Subsegmen pembangkit listrik mencatat pertumbuhan tertinggi dengan kenaikan pendapatan sebesar 54 persen menjadi Rp 1,81 triliun. Sementara itu, layanan air bersih, pengelolaan limbah, serta pengelolaan kawasan industri juga mencatat kenaikan pendapatan sekitar 5 persen menjadi Rp 521,1 miliar.

Sebaliknya, segmen dry port mengalami penurunan pendapatan sekitar 9 persen akibat berkurangnya volume kontainer yang ditangani.

Secara keseluruhan, kontribusi pendapatan berulang dari pilar infrastruktur meningkat menjadi 50 persen dari total pendapatan pada 2025, dibandingkan 41 persen pada 2024, yang menunjukkan semakin kuatnya sumber pendapatan berkelanjutan perusahaan.

 

Laba Bersih KIJA

Selain itu, pilar Land Development & Property mencatat pendapatan Rp2,46 triliun, sementara segmen Leisure & Hospitality menyumbang Rp124,8 miliar, dengan bisnis golf sebagai kontributor terbesar.

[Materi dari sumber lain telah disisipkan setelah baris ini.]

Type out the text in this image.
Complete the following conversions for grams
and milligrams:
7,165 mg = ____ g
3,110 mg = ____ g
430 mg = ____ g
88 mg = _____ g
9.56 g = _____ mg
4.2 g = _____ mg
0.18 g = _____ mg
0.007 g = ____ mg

Dari sisi profitabilitas, laba bersih KIJA meningkat menjadi Rp 857,1 miliar pada 2025, naik dari Rp 770 miliar pada tahun sebelumnya. Peningkatan ini didorong oleh kinerja operasional yang lebih baik, kenaikan pendapatan bunga, serta penurunan rugi selisih kurs.

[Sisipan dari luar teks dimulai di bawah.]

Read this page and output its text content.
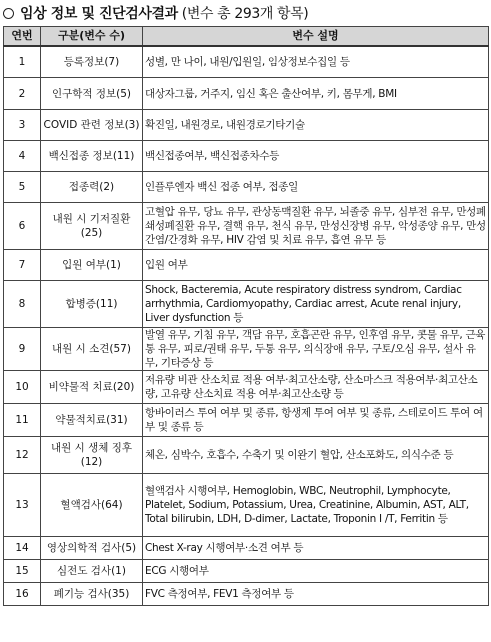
임상 정보 및 진단검사결과 (변수 총 293개 항목)
연번	구분(변수 수)	변수 설명
1	등록정보(7)	성별, 만 나이, 내원/입원일, 임상정보수집일 등
2	인구학적 정보(5)	대상자그룹, 거주지, 임신 혹은 출산여부, 키, 몸무게, BMI
3	COVID 관련 정보(3)	확진일, 내원경로, 내원경로기타기술
4	백신접종 정보(11)	백신접종여부, 백신접종차수등
5	접종력(2)	인플루엔자 백신 접종 여부, 접종일
6	내원 시 기저질환(25)	고혈압 유무, 당뇨 유무, 관상동맥질환 유무, 뇌졸중 유무, 심부전 유무, 만성폐쇄성폐질환 유무, 결핵 유무, 천식 유무, 만성신장병 유무, 악성종양 유무, 만성간염/간경화 유무, HIV 감염 및 치료 유무, 흡연 유무 등
7	입원 여부(1)	입원 여부
8	합병증(11)	Shock, Bacteremia, Acute respiratory distress syndrom, Cardiac arrhythmia, Cardiomyopathy, Cardiac arrest, Acute renal injury, Liver dysfunction 등
9	내원 시 소견(57)	발열 유무, 기침 유무, 객담 유무, 호흡곤란 유무, 인후염 유무, 콧물 유무, 근육통 유무, 피로/권태 유무, 두통 유무, 의식장애 유무, 구토/오심 유무, 설사 유무, 기타증상 등
10	비약물적 치료(20)	저유량 비관 산소치료 적용 여부·최고산소량, 산소마스크 적용여부·최고산소량, 고유량 산소치료 적용 여부·최고산소량 등
11	약물적치료(31)	항바이러스 투여 여부 및 종류, 항생제 투여 여부 및 종류, 스테로이드 투여 여부 및 종류 등
12	내원 시 생체 징후(12)	체온, 심박수, 호흡수, 수축기 및 이완기 혈압, 산소포화도, 의식수준 등
13	혈액검사(64)	혈액검사 시행여부, Hemoglobin, WBC, Neutrophil, Lymphocyte, Platelet, Sodium, Potassium, Urea, Creatinine, Albumin, AST, ALT, Total bilirubin, LDH, D-dimer, Lactate, Troponin I /T, Ferritin 등
14	영상의학적 검사(5)	Chest X-ray 시행여부·소견 여부 등
15	심전도 검사(1)	ECG 시행여부
16	폐기능 검사(35)	FVC 측정여부, FEV1 측정여부 등
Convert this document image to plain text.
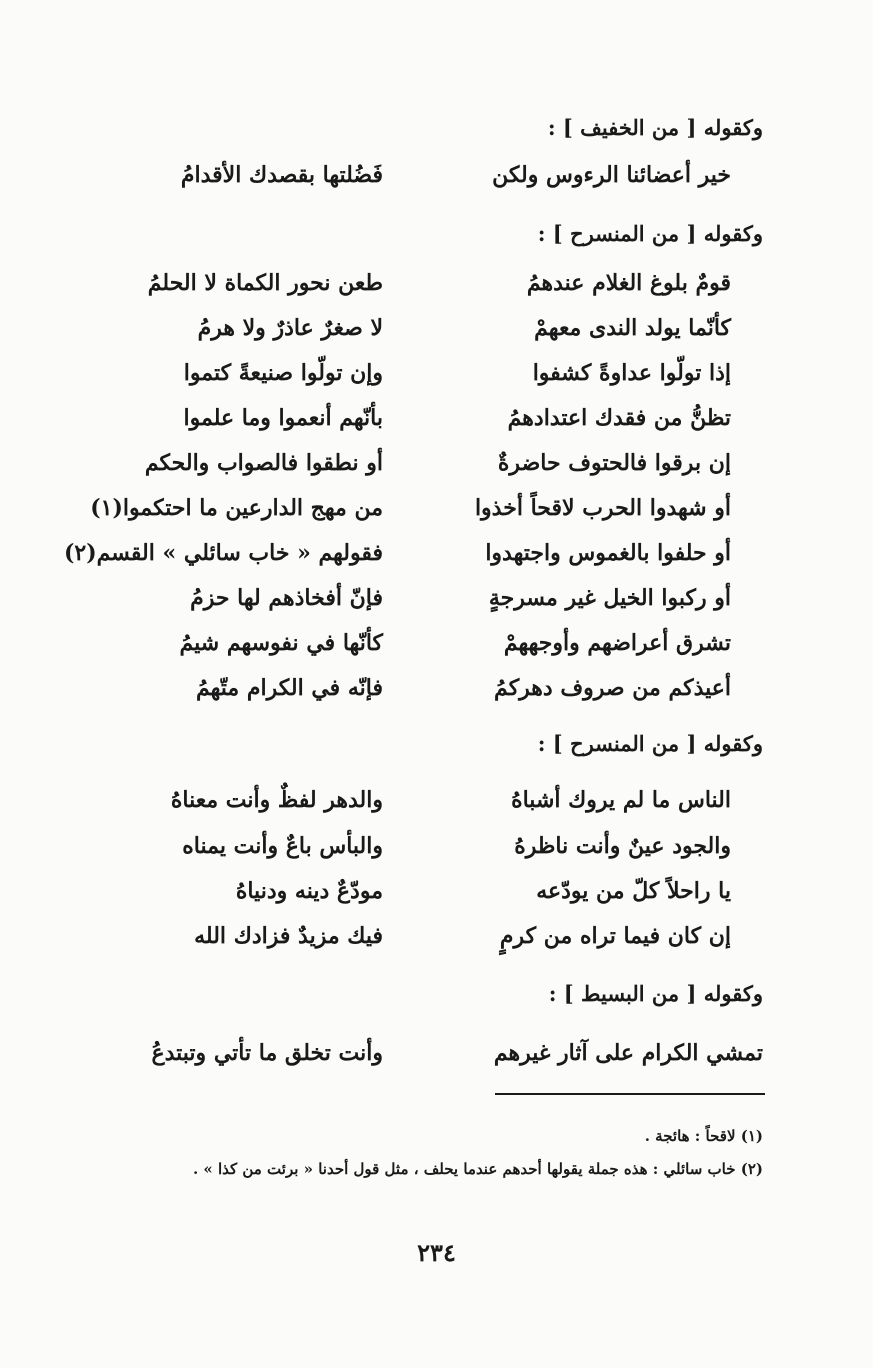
وكقوله [ من الخفيف ] :
خير أعضائنا الرءوس ولكن
فَضُلتها بقصدك الأقدامُ
وكقوله [ من المنسرح ] :
قومٌ بلوغ الغلام عندهمُ
طعن نحور الكماة لا الحلمُ
كأنّما يولد الندى معهمْ
لا صغرٌ عاذرٌ ولا هرمُ
إذا تولّوا عداوةً كشفوا
وإن تولّوا صنيعةً كتموا
تظنُّ من فقدك اعتدادهمُ
بأنّهم أنعموا وما علموا
إن برقوا فالحتوف حاضرةٌ
أو نطقوا فالصواب والحكم
أو شهدوا الحرب لاقحاً أخذوا
من مهج الدارعين ما احتكموا(١)
أو حلفوا بالغموس واجتهدوا
فقولهم « خاب سائلي » القسم(٢)
أو ركبوا الخيل غير مسرجةٍ
فإنّ أفخاذهم لها حزمُ
تشرق أعراضهم وأوجههمْ
كأنّها في نفوسهم شيمُ
أعيذكم من صروف دهركمُ
فإنّه في الكرام متّهمُ
وكقوله [ من المنسرح ] :
الناس ما لم يروك أشباهُ
والدهر لفظٌ وأنت معناهُ
والجود عينٌ وأنت ناظرهُ
والبأس باعٌ وأنت يمناه
يا راحلاً كلّ من يودّعه
مودّعٌ دينه ودنياهُ
إن كان فيما تراه من كرمٍ
فيك مزيدٌ فزادك الله
وكقوله [ من البسيط ] :
تمشي الكرام على آثار غيرهم
وأنت تخلق ما تأتي وتبتدعُ
(١) لاقحاً : هائجة .
(٢) خاب سائلي : هذه جملة يقولها أحدهم عندما يحلف ، مثل قول أحدنا « برئت من كذا » .
٢٣٤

Sementara itu, EBITDA perusahaan mencapai Rp1,74 triliun, tumbuh sekitar 7 persen dibandingkan 2024.

KIJA juga mencatat posisi kas yang kuat dengan saldo kas konsolidasian mencapai Rp 3,6 triliun pada akhir 2025, meningkat signifikan dari Rp 2 triliun pada akhir 2024.

 

Marketing Sales

Selain kinerja keuangan, perusahaan juga mencatat pencapaian penting pada sisi penjualan pemasaran (marketing sales). Sepanjang 2025, KIJA berhasil membukukan marketing sales sebesar Rp 3,6 triliun, melampaui target perusahaan sebesar Rp3,5 triliun dan menjadi rekor tertinggi baru.

Pencapaian tersebut mencerminkan pertumbuhan sekitar 13 persen dibandingkan 2024, sekaligus menunjukkan bahwa kawasan industri Jababeka tetap menarik bagi investor dan pelaku industri.

Untuk tahun 2026, perusahaan menargetkan marketing sales sebesar Rp3,75 triliun, yang sebagian besar didorong oleh tingginya permintaan lahan industri di kawasan Kendal dan Cikarang.

Dari target tersebut, sekitar Rp 1,25 triliun diharapkan berasal dari Cikarang dan wilayah lainnya, sedangkan Rp 2,5 triliun ditargetkan berasal dari Kendal yang seluruhnya merupakan produk industri.

Perusahaan optimistis permintaan terhadap lahan industri tetap kuat seiring pertumbuhan investasi manufaktur dan pengembangan kawasan industri di Indonesia.